Landscape Suicide (EUA, 1986)
Normalmente, tendemos a acreditar que por trás de um assassino há intenções grandiosamente malignas, uma máquina do mal que só se sacia com o sangue de suas vítimas. Esta não é uma ideia de todo errada. Alguns, sim, parecem agir conforme esta lógica. Outros, não. Nestes casos, o comportamento de um criminoso pode ser pautado por certa banalidade. Hannah Arendt, a socióloga alemã de origem judaica, associou as palavras banalidade e mal para descrever o modus operandi de Adolf Eichmann, o burocrata da morte a serviço do Nazismo, durante a Segunda Guerra. Muito provavelmente, ela não pensou em associá-las com bandidos comuns, fora de um contexto amplo como o existente nos crimes de guerra. Lançado em 1986, um misto de documentário e filme de crime, Landscape Suicide (sem versão para o Brasil), do cineasta James Benning, bate nesta tecla.
Ao longo de 1h30 de filme, o cineasta discorre (se é que esta é a melhor palavra a ser empregada neste caso) sobre dois criminosos famosos da antologia policial norte-americana: Bernadette Protti e Edward “Ed” Gein. Distantes 27 anos no tempo, eles ganharam notoriedade por motivos diferentes. Em 1957, ele estampou as capas de quase todos os principais jornais dos Estados Unidos como o homem que matou Bernice Worden e que violava criptas atrás de corpos de mulheres que lembrassem sua falecida mãe. Já em 1984, Bernadette, uma adolescente sem charme, matou sua colega de escola, Kirsten Costas, de 15 anos, após um ataque de fúria e ciúmes. O motivo? Simples: ela invejava o fato da outra ser líder de torcida. Motivos tão torpes são completamente desprovidos de sentidos para pessoas como nós. Benning sabe disto e nunca almejou uma explicação para eles.

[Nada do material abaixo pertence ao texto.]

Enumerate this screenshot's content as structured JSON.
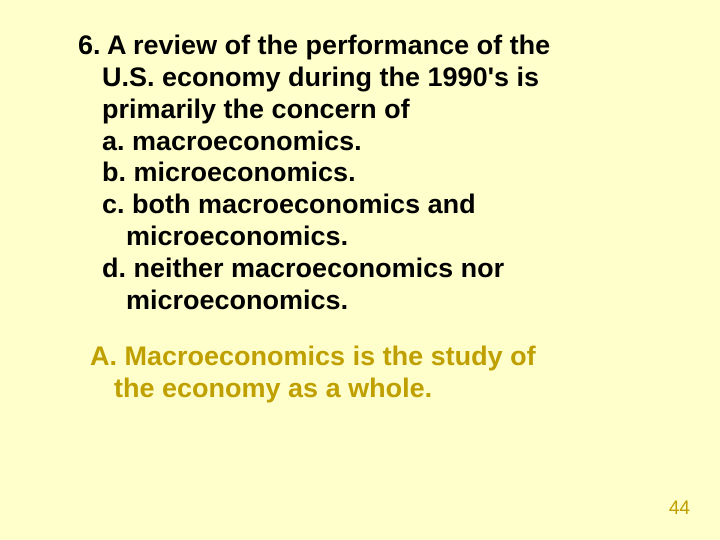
{
  "background_color": "#ffffcc",
  "question": {
    "text_color": "#000000",
    "font_size_pt": 20,
    "font_weight": "bold",
    "stem_line1": "6. A review of the performance of the",
    "stem_line2": "U.S. economy during the 1990's is",
    "stem_line3": "primarily the concern of",
    "options": {
      "a": "a. macroeconomics.",
      "b": "b. microeconomics.",
      "c_line1": "c. both macroeconomics and",
      "c_line2": "microeconomics.",
      "d_line1": "d. neither macroeconomics nor",
      "d_line2": "microeconomics."
    }
  },
  "answer": {
    "text_color": "#bfa000",
    "font_size_pt": 20,
    "font_weight": "bold",
    "line1": "A. Macroeconomics is the study of",
    "line2": "the economy as a whole."
  },
  "page_number": "44",
  "page_number_color": "#bfa000"
}
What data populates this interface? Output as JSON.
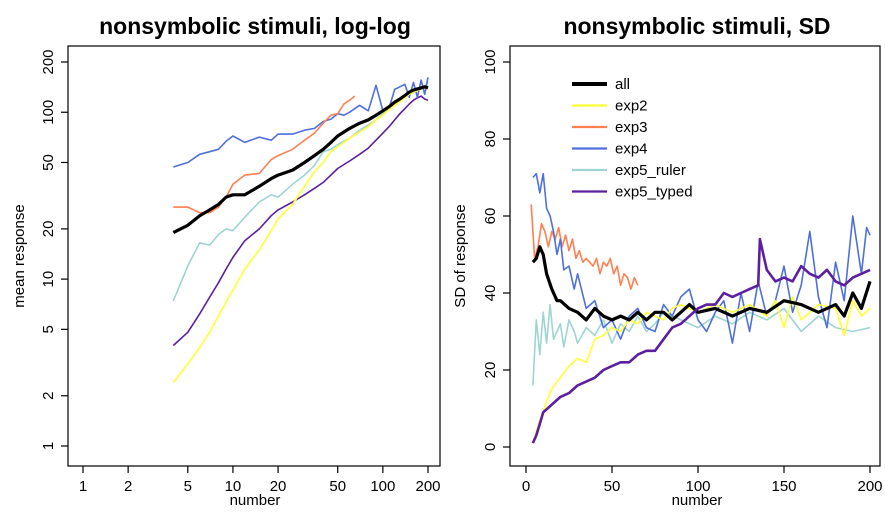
{
  "chart_data": [
    {
      "type": "line",
      "title": "nonsymbolic stimuli, log-log",
      "xlabel": "number",
      "ylabel": "mean response",
      "xscale": "log",
      "yscale": "log",
      "xlim": [
        1,
        200
      ],
      "ylim": [
        1,
        200
      ],
      "xticks": [
        1,
        2,
        5,
        10,
        20,
        50,
        100,
        200
      ],
      "yticks": [
        1,
        2,
        5,
        10,
        20,
        50,
        100,
        200
      ],
      "grid": false,
      "series": [
        {
          "name": "all",
          "color": "#000000",
          "width": 3.2,
          "x": [
            4,
            5,
            6,
            7,
            8,
            9,
            10,
            12,
            15,
            18,
            20,
            25,
            30,
            35,
            40,
            45,
            50,
            60,
            70,
            80,
            90,
            100,
            110,
            120,
            130,
            140,
            150,
            160,
            170,
            180,
            190,
            200
          ],
          "y": [
            19,
            21,
            24,
            26,
            28,
            31,
            32,
            32,
            36,
            40,
            42,
            45,
            50,
            55,
            60,
            66,
            72,
            80,
            86,
            90,
            96,
            102,
            108,
            115,
            120,
            126,
            132,
            136,
            138,
            140,
            142,
            140
          ]
        },
        {
          "name": "exp2",
          "color": "#ffff33",
          "width": 1.6,
          "x": [
            4,
            5,
            6,
            7,
            8,
            9,
            10,
            12,
            15,
            18,
            20,
            25,
            30,
            35,
            40,
            45,
            50,
            60,
            70,
            80,
            90,
            100,
            110,
            120,
            130,
            140,
            150,
            160,
            170,
            180,
            190,
            200
          ],
          "y": [
            2.4,
            3.1,
            3.9,
            4.8,
            6,
            7.3,
            8.6,
            11.5,
            15,
            19.5,
            23,
            28,
            36,
            44,
            50,
            58,
            62,
            70,
            76,
            82,
            90,
            96,
            104,
            110,
            116,
            122,
            128,
            132,
            135,
            138,
            140,
            138
          ]
        },
        {
          "name": "exp3",
          "color": "#ff7f50",
          "width": 1.6,
          "x": [
            4,
            5,
            6,
            7,
            8,
            9,
            10,
            12,
            15,
            18,
            20,
            25,
            30,
            35,
            40,
            45,
            50,
            55,
            60,
            65
          ],
          "y": [
            27,
            27,
            25,
            25,
            27,
            31,
            37,
            42,
            43,
            52,
            55,
            60,
            68,
            75,
            86,
            96,
            98,
            112,
            118,
            125
          ]
        },
        {
          "name": "exp4",
          "color": "#4f6fdd",
          "width": 1.6,
          "x": [
            4,
            5,
            6,
            7,
            8,
            9,
            10,
            12,
            15,
            18,
            20,
            25,
            30,
            35,
            40,
            45,
            50,
            55,
            60,
            70,
            80,
            90,
            100,
            110,
            120,
            130,
            140,
            150,
            160,
            170,
            180,
            190,
            200
          ],
          "y": [
            47,
            50,
            56,
            58,
            60,
            67,
            72,
            66,
            71,
            68,
            74,
            74,
            78,
            80,
            88,
            91,
            98,
            96,
            100,
            110,
            102,
            145,
            102,
            106,
            137,
            142,
            147,
            123,
            151,
            123,
            156,
            128,
            162
          ]
        },
        {
          "name": "exp5_ruler",
          "color": "#9ed4d2",
          "width": 1.6,
          "x": [
            4,
            5,
            6,
            7,
            8,
            9,
            10,
            12,
            15,
            18,
            20,
            25,
            30,
            35,
            40,
            45,
            50,
            60,
            70,
            80,
            90,
            100,
            110,
            120,
            130,
            140,
            150,
            160,
            170,
            180,
            190,
            200
          ],
          "y": [
            7.4,
            12,
            16.5,
            16,
            18.5,
            20,
            19.5,
            23.5,
            29,
            32,
            31,
            37,
            42,
            48,
            58,
            60,
            64,
            70,
            78,
            84,
            90,
            98,
            106,
            112,
            118,
            124,
            130,
            134,
            136,
            140,
            142,
            150
          ]
        },
        {
          "name": "exp5_typed",
          "color": "#5b1fa0",
          "width": 1.6,
          "x": [
            4,
            5,
            6,
            7,
            8,
            9,
            10,
            12,
            15,
            18,
            20,
            25,
            30,
            35,
            40,
            45,
            50,
            60,
            70,
            80,
            90,
            100,
            110,
            120,
            130,
            140,
            150,
            160,
            170,
            180,
            190,
            200
          ],
          "y": [
            4,
            4.8,
            6.2,
            7.8,
            9.5,
            11.5,
            13.5,
            17,
            20,
            24,
            26,
            29,
            32,
            35,
            38,
            42,
            46,
            51,
            56,
            61,
            68,
            75,
            82,
            90,
            98,
            105,
            112,
            118,
            122,
            125,
            120,
            118
          ]
        }
      ]
    },
    {
      "type": "line",
      "title": "nonsymbolic stimuli, SD",
      "xlabel": "number",
      "ylabel": "SD of response",
      "xlim": [
        0,
        200
      ],
      "ylim": [
        0,
        100
      ],
      "xticks": [
        0,
        50,
        100,
        150,
        200
      ],
      "yticks": [
        0,
        20,
        40,
        60,
        80,
        100
      ],
      "grid": false,
      "legend": {
        "position": "top-left"
      },
      "series": [
        {
          "name": "all",
          "color": "#000000",
          "width": 3.2,
          "x": [
            4,
            6,
            8,
            10,
            12,
            15,
            18,
            20,
            25,
            30,
            35,
            40,
            45,
            50,
            55,
            60,
            65,
            70,
            75,
            80,
            85,
            90,
            95,
            100,
            110,
            120,
            130,
            140,
            150,
            160,
            170,
            180,
            185,
            190,
            195,
            200
          ],
          "y": [
            48,
            49,
            52,
            50,
            45,
            41,
            38,
            38,
            36,
            35,
            33,
            36,
            34,
            33,
            34,
            33,
            35,
            33,
            35,
            35,
            33,
            35,
            37,
            35,
            36,
            34,
            36,
            35,
            38,
            37,
            35,
            37,
            34,
            40,
            36,
            43
          ]
        },
        {
          "name": "exp2",
          "color": "#ffff33",
          "width": 1.6,
          "x": [
            4,
            6,
            8,
            10,
            12,
            15,
            18,
            20,
            25,
            30,
            35,
            40,
            45,
            50,
            55,
            60,
            65,
            70,
            75,
            80,
            85,
            90,
            95,
            100,
            110,
            120,
            130,
            140,
            145,
            150,
            155,
            160,
            170,
            180,
            185,
            190,
            195,
            200
          ],
          "y": [
            1,
            4,
            7,
            9,
            12,
            15,
            17,
            18,
            21,
            23,
            22,
            28,
            29,
            31,
            30,
            33,
            32,
            35,
            34,
            33,
            36,
            37,
            36,
            35,
            37,
            35,
            37,
            34,
            38,
            31,
            39,
            33,
            37,
            36,
            29,
            38,
            34,
            36
          ]
        },
        {
          "name": "exp3",
          "color": "#ff7f50",
          "width": 1.6,
          "x": [
            3,
            5,
            7,
            9,
            11,
            13,
            15,
            17,
            19,
            21,
            23,
            25,
            27,
            29,
            31,
            33,
            35,
            37,
            39,
            41,
            43,
            45,
            47,
            49,
            51,
            53,
            55,
            57,
            59,
            61,
            63,
            65
          ],
          "y": [
            63,
            49,
            52,
            58,
            56,
            52,
            56,
            54,
            57,
            52,
            55,
            51,
            54,
            49,
            51,
            48,
            49,
            48,
            47,
            49,
            45,
            48,
            47,
            49,
            45,
            47,
            42,
            45,
            44,
            41,
            44,
            42
          ]
        },
        {
          "name": "exp4",
          "color": "#4f6fdd",
          "width": 1.6,
          "x": [
            4,
            6,
            8,
            10,
            12,
            14,
            16,
            18,
            20,
            22,
            25,
            28,
            30,
            35,
            40,
            45,
            50,
            55,
            60,
            65,
            70,
            75,
            80,
            85,
            90,
            95,
            100,
            105,
            110,
            115,
            120,
            125,
            130,
            135,
            140,
            145,
            150,
            155,
            160,
            165,
            170,
            175,
            180,
            185,
            190,
            195,
            198,
            200
          ],
          "y": [
            70,
            71,
            66,
            71,
            62,
            60,
            56,
            50,
            54,
            46,
            47,
            41,
            45,
            36,
            38,
            31,
            33,
            28,
            34,
            36,
            31,
            30,
            37,
            34,
            39,
            41,
            33,
            30,
            35,
            38,
            27,
            40,
            30,
            43,
            34,
            38,
            47,
            35,
            42,
            56,
            39,
            31,
            48,
            38,
            60,
            45,
            57,
            55
          ]
        },
        {
          "name": "exp5_ruler",
          "color": "#9ed4d2",
          "width": 1.6,
          "x": [
            4,
            6,
            8,
            10,
            12,
            14,
            16,
            18,
            20,
            22,
            25,
            28,
            30,
            35,
            40,
            45,
            50,
            55,
            60,
            65,
            70,
            75,
            80,
            90,
            100,
            110,
            120,
            130,
            140,
            150,
            160,
            170,
            180,
            190,
            200
          ],
          "y": [
            16,
            33,
            24,
            35,
            27,
            37,
            28,
            30,
            32,
            26,
            33,
            30,
            27,
            31,
            29,
            33,
            27,
            32,
            30,
            34,
            30,
            32,
            35,
            33,
            31,
            34,
            32,
            35,
            33,
            36,
            30,
            34,
            31,
            30,
            31
          ]
        },
        {
          "name": "exp5_typed",
          "color": "#5b1fa0",
          "width": 2.6,
          "x": [
            4,
            6,
            8,
            10,
            15,
            20,
            25,
            30,
            35,
            40,
            45,
            50,
            55,
            60,
            65,
            70,
            75,
            80,
            85,
            90,
            95,
            100,
            105,
            110,
            115,
            120,
            125,
            130,
            135,
            136,
            140,
            145,
            150,
            155,
            160,
            165,
            170,
            175,
            180,
            185,
            190,
            195,
            200
          ],
          "y": [
            1,
            3,
            6,
            9,
            11,
            13,
            14,
            16,
            17,
            18,
            20,
            21,
            22,
            22,
            24,
            25,
            25,
            28,
            31,
            32,
            34,
            36,
            37,
            37,
            40,
            39,
            40,
            41,
            42,
            54,
            46,
            43,
            44,
            43,
            47,
            45,
            44,
            46,
            43,
            42,
            44,
            45,
            46
          ]
        }
      ]
    }
  ]
}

Existem apenas duas cenas faladas em todo o longa-metragem. Ambas com, mais ou menos, 15 ou 20 minutos. Elas consistem em tomadas de depoimentos dos assassinos. São interrogatórios encenados, com os atores Elion Sacker e Rhonda Bell interpretando os respectivos criminosos. A hora restante é toda composta por imagens cotidianas de Orinda, na Califórnia, e Plainfield, Wisconsin, cidades onde ocorreram os crimes: um homem jogando tênis sozinho, uma mulher dançando, carros transitando de lá para cá. Dias escuros. Nublados e chuvosos. Sem nesgas de sol. Ruídos em profusão linear. Tudo absolutamente banal. Tão banal quanto a forma como Bernadette e Gein testemunham. Os olhos do atores traduzem uma passividade e uma ausência de emoção incomuns diante de crimes que chocam a maioria das pessoas. Paralelamente, planos estáticos, captados com esmero de artesão pelo cineasta, e uma monocórdia narração em off reforçam esta sensação.

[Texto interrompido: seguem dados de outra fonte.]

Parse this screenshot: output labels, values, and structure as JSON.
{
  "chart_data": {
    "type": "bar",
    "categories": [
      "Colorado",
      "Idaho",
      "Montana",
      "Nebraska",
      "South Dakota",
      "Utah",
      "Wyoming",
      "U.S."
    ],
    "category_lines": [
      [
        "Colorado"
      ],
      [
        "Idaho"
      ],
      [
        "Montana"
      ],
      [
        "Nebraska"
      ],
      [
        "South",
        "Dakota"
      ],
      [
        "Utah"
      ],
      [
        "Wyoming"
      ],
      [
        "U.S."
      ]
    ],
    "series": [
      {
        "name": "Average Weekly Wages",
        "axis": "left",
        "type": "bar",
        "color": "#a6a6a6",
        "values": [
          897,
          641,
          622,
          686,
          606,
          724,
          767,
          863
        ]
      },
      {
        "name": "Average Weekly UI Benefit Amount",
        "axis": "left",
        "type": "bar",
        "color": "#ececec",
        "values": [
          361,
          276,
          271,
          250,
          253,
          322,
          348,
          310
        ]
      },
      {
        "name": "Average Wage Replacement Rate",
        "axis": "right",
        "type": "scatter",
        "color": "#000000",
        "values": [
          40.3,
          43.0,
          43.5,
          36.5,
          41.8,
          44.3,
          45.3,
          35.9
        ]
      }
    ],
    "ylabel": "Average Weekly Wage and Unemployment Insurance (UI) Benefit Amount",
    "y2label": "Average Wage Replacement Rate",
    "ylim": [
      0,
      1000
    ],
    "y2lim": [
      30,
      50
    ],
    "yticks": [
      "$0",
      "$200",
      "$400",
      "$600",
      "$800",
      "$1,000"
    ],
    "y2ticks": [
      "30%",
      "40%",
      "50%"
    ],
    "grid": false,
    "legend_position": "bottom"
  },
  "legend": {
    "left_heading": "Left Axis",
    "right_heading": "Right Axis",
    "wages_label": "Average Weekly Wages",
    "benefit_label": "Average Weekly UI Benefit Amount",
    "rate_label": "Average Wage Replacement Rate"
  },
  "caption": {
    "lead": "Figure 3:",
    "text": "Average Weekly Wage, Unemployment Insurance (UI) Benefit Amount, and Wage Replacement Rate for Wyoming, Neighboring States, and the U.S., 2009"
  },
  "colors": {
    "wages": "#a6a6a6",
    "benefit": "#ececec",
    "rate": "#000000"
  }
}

Os sentimentos provocados por Landscape Suicide são de uma inquietação crescente que não se desfaz, nas horas seguintes, após assistir a este filme. Pode uma obra concebida de tal jeito ser mais fatigante do que outra que se proponha mostrar vísceras, corpos desmembrados e sangue? Pode. O mal, conforme mostrado por James Benning, está escondido na banalidade das coisas. Mora ao nosso lado e frequenta os mesmos lugares. Não tem rosto ou forma própria. Arendt já tinha versado sobre isto, só que é muito mais fácil aceitá-lo quando gestado no seio do Nazismo. E se procurarmos outras referências nas artes, veremos que “It”, o romance de Stephen King em que a Coisa explora medos reais (e até banais) na hora de fragilizar suas vítimas, tem suas duas linhas temporais iniciadas em 1957 e 1984. Mera coincidência ou será que King tinha em mente Bernadette e Gein quando escreveu?
Desliguem os celulares e excepcional diversão.